The model for the retreats was presented at the school’s faculty meeting in January this year.
The theme for the newly developed sixth-grade retreat, “Need of Community” aims to build a culture of Christian friendship. For seventh-graders the theme, “Needful Prayer and Discernment” will work to deepen the students’ prayer lives. Eighth-grade’s theme is “Live by a Calling,” which the students experienced at their retreat earlier this month.
Feilmeier said the themes came from the brainstorming of the parish and its efforts of discipleship, which the parish desires to cultivate in the students.

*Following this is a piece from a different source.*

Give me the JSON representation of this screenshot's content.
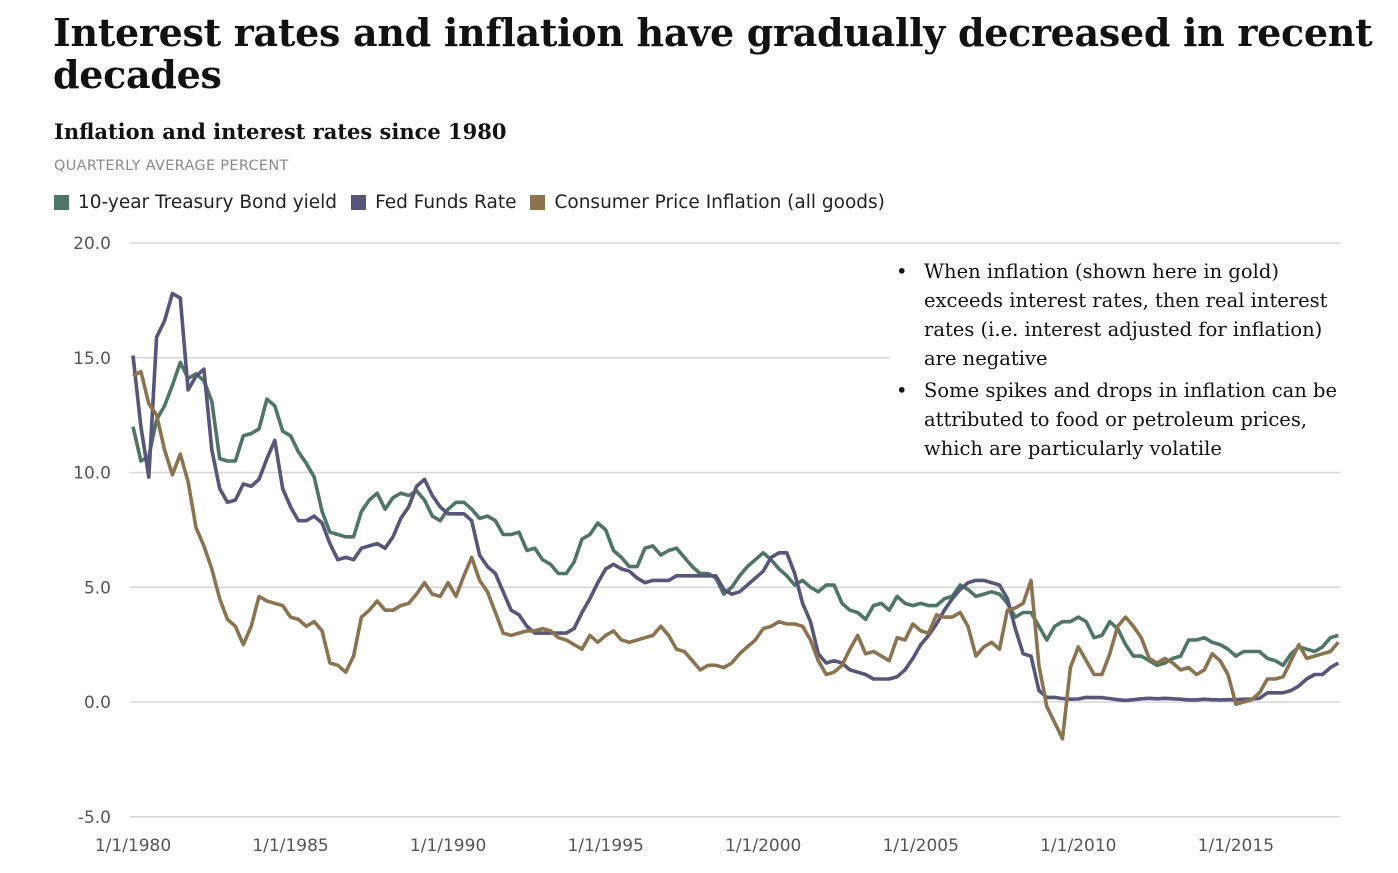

Feilmeier described the current school year as an “ice breaker” for the rollout of the program. In the proposed model to be implemented next school year, eighth-grade students will go on retreat in the first few weeks of school, with follow-ups held before Advent, Lent and the end of the school year. Seventh-graders will have their retreat before Advent, with follow-ups before Lent and the end of the school year, and sixth-graders will attend their retreat before Lent, with a follow-up in May.
All the retreats are planned to be held off campus, and the follow-ups will be held in school.
Sister Edith Marie, C.K., who serves a dual role in supporting student and administrative efforts for the school, said holding the retreats away from St. Peter will give students the opportunity to leave the distractions of their normal routine behind, to better focus on what the Lord might be trying to say to them.
Sister Edith Marie said that while administrators are still working on a template for the retreat follow-ups, they recognize the importance of returning to the themes of the retreats with students throughout the school year.
“We want them to see that grace they received over and over again,” she said, “so that when they go to Pius, it’s something that is forming them and their foundation for how they’re going to follow Christ.”
Feilmeier said revisiting the moments that stand out to the students on their retreats can keep the lessons they learn fresh in their minds, giving them the opportunity to carry them throughout the seasons of Advent and Lent, and then into their summer vacations.
Walkowiak said as part of the eighth-grade retreat, the students were tasked with writing down “God moments” that they experienced throughout the day.
She said, “We’re hoping that they take those moments that were really impactful to them, and reflect upon those throughout the year before they go on to Pius, and also take those lessons that they learned from the speakers and our vocation panel and apply them to their future decisions.”
As the program is being tested this school year, the administration intends to follow up with the eighth-graders about their retreat before Lent and graduation, and plans are being made to hold the first sixth- and seventh-grade retreats in the coming semester.
Feilmeier sees lots of opportunity for growth in this endeavor as the school works to get the program in place. He hopes the model is something that could be shared with other schools, or even lead to retreats held with other Catholic schools so that the students have the opportunity to meet other kids pursuing the same goal of growing in faith.
Walkowiak, Feilmeier and Sister Edith Marie were encouraged by the positive comments the eighth-graders had about their experience and are excited for the future of these retreats, and the impact that they will have.
Sister Edith Marie concluded with this reflection: “St. Irenaeus said, ‘The Glory of God is man fully alive.’ Through these retreats, we desire our children to grow in being fully alive as sons and daughters of the Father.”